Embedded Intelligence
Steve Daly views Microsoft’s position in enterprise AI as uniquely powerful and strengthening with time. Copilot in Microsoft 365 is only the opening move. Soon, AI won’t feel like an add-on, but a native layer across every application, woven into the workflows organizations already depend on. The distinction between “using Microsoft” and “using AI” will simply fade.
Steve Daly sees Microsoft Fabric emerging as a default enterprise data platform, unifying analytics, data engineering, and AI in a way that finally addresses decades of fragmentation. As that foundation matures, AI becomes far more accessible.
Meanwhile, Copilot Studio and the Power Platform are putting sophisticated automation into the hands of business users. Innovation will accelerate, even as new governance challenges surface.
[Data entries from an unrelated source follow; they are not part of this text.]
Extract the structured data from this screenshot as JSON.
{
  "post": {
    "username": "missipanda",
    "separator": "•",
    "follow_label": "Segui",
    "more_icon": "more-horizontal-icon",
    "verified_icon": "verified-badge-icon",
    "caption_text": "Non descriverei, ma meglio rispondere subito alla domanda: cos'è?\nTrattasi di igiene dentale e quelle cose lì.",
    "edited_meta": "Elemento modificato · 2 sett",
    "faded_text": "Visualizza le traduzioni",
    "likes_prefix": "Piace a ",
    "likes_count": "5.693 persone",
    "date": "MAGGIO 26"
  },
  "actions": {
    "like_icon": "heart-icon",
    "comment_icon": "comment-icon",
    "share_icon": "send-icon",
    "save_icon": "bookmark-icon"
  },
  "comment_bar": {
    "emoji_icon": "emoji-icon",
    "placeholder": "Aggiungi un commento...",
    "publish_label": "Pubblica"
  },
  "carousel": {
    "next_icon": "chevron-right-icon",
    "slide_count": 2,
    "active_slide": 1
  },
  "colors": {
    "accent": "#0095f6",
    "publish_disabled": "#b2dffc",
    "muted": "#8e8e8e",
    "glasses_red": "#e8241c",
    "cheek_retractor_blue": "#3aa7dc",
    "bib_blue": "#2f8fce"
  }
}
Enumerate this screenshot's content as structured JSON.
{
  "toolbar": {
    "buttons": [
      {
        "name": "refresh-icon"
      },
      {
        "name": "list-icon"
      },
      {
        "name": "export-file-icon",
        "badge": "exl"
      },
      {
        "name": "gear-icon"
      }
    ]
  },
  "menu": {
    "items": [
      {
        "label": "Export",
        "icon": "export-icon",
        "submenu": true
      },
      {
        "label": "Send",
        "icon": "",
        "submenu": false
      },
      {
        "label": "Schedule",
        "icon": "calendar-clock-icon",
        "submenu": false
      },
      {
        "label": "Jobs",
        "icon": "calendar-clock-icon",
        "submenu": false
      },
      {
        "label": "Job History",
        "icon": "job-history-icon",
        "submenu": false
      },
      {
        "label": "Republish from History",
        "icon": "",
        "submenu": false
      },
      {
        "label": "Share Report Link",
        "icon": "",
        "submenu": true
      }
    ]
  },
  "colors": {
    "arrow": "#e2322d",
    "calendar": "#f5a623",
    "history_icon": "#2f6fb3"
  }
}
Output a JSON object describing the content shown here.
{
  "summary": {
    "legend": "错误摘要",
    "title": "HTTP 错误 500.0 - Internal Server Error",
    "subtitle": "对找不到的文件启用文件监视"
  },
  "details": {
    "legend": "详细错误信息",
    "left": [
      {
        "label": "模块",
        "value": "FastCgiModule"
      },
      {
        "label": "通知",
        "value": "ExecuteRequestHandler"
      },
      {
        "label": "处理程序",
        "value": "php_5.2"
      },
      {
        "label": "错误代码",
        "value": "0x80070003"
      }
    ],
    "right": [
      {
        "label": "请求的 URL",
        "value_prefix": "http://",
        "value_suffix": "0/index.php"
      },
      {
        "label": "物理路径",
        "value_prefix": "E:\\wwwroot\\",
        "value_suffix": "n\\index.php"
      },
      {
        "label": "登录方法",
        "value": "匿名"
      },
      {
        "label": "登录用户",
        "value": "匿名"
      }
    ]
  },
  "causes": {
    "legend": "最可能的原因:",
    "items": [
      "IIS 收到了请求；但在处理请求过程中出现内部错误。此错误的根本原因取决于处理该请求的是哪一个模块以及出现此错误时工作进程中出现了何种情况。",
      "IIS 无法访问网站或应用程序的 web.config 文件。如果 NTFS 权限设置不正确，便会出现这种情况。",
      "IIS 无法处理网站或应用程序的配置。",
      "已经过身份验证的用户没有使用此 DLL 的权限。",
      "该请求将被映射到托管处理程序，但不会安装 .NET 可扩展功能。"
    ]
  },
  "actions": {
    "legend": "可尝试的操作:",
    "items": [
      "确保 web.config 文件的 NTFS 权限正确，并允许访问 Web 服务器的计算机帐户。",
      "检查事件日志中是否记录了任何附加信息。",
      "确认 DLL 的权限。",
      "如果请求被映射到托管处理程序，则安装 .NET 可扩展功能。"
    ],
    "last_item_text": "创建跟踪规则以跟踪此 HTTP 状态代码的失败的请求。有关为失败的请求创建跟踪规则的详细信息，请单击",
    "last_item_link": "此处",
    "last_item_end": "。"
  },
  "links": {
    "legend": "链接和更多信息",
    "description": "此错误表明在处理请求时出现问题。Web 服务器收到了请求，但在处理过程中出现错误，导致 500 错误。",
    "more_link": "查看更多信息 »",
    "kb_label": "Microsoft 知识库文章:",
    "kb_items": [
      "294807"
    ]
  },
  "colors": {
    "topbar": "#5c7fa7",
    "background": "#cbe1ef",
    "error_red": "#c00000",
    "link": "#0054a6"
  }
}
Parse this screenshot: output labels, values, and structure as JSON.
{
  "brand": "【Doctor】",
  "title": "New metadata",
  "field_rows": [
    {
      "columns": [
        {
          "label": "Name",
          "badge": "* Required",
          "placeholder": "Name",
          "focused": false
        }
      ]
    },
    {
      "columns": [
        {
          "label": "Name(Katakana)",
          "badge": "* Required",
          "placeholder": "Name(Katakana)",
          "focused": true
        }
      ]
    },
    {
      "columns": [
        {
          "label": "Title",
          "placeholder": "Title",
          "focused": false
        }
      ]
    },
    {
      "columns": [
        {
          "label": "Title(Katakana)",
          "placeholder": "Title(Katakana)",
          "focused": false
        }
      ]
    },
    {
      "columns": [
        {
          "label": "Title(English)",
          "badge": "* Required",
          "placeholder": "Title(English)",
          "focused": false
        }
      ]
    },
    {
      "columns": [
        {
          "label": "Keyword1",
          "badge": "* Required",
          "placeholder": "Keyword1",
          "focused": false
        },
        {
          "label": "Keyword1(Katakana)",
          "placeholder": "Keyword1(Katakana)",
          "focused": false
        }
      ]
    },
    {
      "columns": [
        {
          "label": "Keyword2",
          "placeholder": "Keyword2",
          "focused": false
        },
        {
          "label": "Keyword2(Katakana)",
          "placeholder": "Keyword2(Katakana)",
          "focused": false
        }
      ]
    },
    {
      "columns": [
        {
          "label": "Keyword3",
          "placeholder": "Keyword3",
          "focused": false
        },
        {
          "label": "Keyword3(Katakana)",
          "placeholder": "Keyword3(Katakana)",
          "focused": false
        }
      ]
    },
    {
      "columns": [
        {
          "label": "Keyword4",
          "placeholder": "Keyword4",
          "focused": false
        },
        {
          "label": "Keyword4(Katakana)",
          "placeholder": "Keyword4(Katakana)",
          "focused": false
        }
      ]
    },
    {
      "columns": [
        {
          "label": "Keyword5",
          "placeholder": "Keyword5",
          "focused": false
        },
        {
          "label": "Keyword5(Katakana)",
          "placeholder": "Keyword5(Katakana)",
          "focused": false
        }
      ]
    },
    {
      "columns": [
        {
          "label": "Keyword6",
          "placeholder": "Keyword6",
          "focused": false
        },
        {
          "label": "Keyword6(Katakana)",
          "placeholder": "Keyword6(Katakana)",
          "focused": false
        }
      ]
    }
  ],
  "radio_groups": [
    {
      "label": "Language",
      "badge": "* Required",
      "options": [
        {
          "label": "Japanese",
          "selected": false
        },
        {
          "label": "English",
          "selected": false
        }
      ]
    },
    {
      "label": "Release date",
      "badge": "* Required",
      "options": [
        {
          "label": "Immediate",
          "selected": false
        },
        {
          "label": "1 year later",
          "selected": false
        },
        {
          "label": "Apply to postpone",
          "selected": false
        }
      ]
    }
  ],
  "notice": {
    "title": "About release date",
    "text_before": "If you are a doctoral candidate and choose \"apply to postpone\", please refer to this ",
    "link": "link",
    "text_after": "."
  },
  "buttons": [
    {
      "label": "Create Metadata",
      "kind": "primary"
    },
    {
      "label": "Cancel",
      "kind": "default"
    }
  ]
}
For enterprise leaders, his takeaway is straightforward: investments in the Microsoft ecosystem today grow more valuable as AI capabilities expand and integration makes adoption progressively easier.
Scaling AI Responsibly
At a moment when enterprises are moving from AI experimentation to real operational scale, he is focused on deepening his firm’s AI practice. The future, he believes, belongs to organizations that embed AI into core operations, not as scattered pilots, but as infrastructure. His energy is going into building the frameworks, governance models, and team capabilities that make that shift sustainable.
Responsible AI sits at the heart of that work. As capabilities expand, so do the risks. He is driven by the challenge of helping organizations deploy systems that are not only powerful but explainable and aligned with their values. It’s where technical depth meets judgment and where he feels most engaged.
Beyond delivery, he is investing in people. With decades of experience behind him, he sees his greatest leverage in mentoring teams, founders, and clients who will carry the work forward. Developing others, he has learned, outscales any individual contribution.
And in a field that never stands still, he remains intentionally curious. After thirty-five years, it’s that curiosity more than expertise that keeps him sharp and genuinely energized for what’s next.